In quei lunghissimi anni, un partito non di centro ma centrale ha concorso a realizzare per la prima volta in Italia un grande equilibrio democratico dopo il fascismo e ha contrastato culturalmente quanti ritenevano che “adda venì Baffone”.

Quella centralità in qualche misura ha compreso i due grandi schieramenti, i popolari e i socialisti, che si sono sviluppati in Europa. Forse non abbiamo mai realizzato sufficientemente l’importanza fondamentale che la Dc riservò al Ppe. È il momento di farlo visto che non vi è più l’incombenza del fascismo da un lato e si è dissolto l’impero comunista dall’altro.

Nella nuova centralità mi auguro si possano confrontare due grandi culture: una che non ho mai definito moderata e che sostanzialmente decide di far capo al Ppe, accentuando il suo profilo liberaldemocratico.

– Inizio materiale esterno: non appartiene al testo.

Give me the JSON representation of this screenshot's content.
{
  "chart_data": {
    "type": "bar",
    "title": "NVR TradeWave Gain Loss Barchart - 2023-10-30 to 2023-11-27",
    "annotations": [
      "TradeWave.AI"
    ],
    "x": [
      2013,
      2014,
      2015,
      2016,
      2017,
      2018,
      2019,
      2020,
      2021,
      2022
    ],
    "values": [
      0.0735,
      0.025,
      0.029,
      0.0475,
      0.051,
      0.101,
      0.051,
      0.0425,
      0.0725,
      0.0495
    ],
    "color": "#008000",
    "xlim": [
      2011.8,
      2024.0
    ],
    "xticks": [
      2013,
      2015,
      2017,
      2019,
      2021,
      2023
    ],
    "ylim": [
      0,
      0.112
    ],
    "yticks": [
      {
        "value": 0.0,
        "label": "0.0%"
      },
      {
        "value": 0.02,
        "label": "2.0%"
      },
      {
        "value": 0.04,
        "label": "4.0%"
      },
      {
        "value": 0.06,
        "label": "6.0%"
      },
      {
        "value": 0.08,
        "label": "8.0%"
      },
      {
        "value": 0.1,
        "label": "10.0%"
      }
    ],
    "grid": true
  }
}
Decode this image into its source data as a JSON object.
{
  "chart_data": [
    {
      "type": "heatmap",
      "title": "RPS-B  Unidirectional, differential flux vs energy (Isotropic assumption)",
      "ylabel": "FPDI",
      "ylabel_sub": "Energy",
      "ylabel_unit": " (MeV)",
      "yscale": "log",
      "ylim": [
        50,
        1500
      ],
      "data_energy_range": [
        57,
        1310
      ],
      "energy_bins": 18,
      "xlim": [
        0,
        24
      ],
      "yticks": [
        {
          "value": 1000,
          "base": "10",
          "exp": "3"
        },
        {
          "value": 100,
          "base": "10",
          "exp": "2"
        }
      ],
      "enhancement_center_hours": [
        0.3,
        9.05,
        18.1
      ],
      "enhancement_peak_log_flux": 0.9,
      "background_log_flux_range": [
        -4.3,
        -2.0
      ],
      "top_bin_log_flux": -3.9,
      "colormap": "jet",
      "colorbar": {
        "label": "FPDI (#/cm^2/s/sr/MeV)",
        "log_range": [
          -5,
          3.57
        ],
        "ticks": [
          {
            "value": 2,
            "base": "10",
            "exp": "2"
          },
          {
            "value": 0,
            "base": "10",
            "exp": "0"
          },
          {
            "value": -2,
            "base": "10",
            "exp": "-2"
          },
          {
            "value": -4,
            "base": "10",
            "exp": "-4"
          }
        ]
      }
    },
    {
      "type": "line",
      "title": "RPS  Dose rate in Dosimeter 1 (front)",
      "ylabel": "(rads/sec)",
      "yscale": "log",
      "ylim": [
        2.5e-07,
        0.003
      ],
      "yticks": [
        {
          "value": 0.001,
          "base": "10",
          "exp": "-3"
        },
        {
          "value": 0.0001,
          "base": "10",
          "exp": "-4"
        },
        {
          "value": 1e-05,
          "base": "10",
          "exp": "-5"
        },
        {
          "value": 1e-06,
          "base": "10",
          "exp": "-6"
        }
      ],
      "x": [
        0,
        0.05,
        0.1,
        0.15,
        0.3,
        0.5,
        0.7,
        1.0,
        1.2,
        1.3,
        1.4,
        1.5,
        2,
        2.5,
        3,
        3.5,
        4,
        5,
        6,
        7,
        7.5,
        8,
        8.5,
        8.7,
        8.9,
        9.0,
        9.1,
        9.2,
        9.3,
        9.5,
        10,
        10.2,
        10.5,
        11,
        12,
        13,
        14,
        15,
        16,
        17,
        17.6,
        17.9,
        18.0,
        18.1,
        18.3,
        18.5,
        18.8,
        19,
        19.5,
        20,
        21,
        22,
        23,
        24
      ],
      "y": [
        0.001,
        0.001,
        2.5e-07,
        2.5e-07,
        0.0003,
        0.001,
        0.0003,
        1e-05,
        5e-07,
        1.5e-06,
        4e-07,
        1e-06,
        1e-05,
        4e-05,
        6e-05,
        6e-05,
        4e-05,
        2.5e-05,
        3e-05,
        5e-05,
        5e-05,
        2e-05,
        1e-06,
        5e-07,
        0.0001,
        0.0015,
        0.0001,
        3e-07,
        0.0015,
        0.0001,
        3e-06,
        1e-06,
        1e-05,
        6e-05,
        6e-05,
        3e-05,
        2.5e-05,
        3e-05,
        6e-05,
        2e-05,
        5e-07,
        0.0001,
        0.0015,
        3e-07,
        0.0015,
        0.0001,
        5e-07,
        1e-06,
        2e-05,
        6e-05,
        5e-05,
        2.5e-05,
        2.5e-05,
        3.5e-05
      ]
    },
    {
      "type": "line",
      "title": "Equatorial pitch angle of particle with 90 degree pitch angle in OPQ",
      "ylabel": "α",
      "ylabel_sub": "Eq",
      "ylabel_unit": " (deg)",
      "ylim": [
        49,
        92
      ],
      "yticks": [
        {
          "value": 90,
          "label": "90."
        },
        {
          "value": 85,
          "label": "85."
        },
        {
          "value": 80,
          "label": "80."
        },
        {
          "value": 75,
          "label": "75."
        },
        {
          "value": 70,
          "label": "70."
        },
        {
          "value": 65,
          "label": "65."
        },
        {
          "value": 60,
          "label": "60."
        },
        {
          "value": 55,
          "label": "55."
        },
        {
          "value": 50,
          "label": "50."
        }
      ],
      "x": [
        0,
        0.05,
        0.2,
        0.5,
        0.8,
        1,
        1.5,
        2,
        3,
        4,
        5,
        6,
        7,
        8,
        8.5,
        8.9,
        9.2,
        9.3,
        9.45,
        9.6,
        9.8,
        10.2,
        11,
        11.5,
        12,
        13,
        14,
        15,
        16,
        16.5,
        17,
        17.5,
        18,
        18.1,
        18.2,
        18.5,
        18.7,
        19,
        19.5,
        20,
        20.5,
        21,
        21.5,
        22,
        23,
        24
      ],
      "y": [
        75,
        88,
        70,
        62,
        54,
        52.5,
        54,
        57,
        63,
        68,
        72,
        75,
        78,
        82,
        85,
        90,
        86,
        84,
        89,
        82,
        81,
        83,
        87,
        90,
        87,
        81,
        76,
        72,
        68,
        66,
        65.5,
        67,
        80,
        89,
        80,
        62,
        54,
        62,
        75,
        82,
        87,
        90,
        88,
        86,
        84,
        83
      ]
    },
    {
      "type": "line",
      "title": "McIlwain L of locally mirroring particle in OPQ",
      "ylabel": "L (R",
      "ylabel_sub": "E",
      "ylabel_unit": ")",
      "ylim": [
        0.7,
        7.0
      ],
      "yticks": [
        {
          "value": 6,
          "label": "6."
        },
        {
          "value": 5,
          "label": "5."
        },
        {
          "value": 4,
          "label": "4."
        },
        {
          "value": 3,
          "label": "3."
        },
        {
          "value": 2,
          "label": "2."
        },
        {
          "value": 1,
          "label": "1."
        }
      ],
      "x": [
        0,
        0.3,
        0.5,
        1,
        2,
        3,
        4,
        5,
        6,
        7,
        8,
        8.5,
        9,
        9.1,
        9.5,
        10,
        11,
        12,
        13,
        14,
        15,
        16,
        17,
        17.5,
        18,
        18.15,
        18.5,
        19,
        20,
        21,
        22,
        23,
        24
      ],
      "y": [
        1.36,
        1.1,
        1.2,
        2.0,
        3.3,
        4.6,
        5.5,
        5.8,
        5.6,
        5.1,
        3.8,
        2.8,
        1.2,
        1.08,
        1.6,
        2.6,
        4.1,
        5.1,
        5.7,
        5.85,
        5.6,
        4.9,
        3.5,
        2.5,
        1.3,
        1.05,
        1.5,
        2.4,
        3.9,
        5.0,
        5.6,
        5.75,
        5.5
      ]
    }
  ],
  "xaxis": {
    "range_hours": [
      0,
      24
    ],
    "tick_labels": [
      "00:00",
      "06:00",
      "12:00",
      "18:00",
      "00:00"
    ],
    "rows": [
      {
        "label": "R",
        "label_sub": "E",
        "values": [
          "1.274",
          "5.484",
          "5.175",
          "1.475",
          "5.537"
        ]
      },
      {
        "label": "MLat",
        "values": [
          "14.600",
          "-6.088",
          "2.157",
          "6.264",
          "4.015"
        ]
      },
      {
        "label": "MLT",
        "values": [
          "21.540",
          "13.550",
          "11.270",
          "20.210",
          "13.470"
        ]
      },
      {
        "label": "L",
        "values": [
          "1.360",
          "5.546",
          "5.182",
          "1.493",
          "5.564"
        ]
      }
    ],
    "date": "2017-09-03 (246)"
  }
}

E l’altra che potrebbe nascere ma non è ancora nata dal Pd che deve sciogliere il nodo su quale rapporto vuole avere con l’Europa, con l’ecologismo europeo e le tentazioni laiciste della laicità francese.

Se si eviterà la crisi di governo nei prossimi giorni, come io spero,  e se nascerà un solo grande partito di ispirazione europea, una grande quantità di italiani che non si irrigidiscono in alcuna forma di socialismo potrebbe trovare rappresentanza qui. Un grande partito che concorre alla ulteriore definizione del Ppe, che si presenti al Ppe non da suddito ma, come avvenne al tempo di De Gasperi, da protagonista.

Occorre capire dunque quale sarà la nuova centralità italiana. Non un piccolo centro ma un nuovo partito formato da cattolici liberali che abbiano saputo fare i conti con la storia della Dc e da liberaldemocratici non di ispirazione cristiana. Mi auguro che questo sia possibile.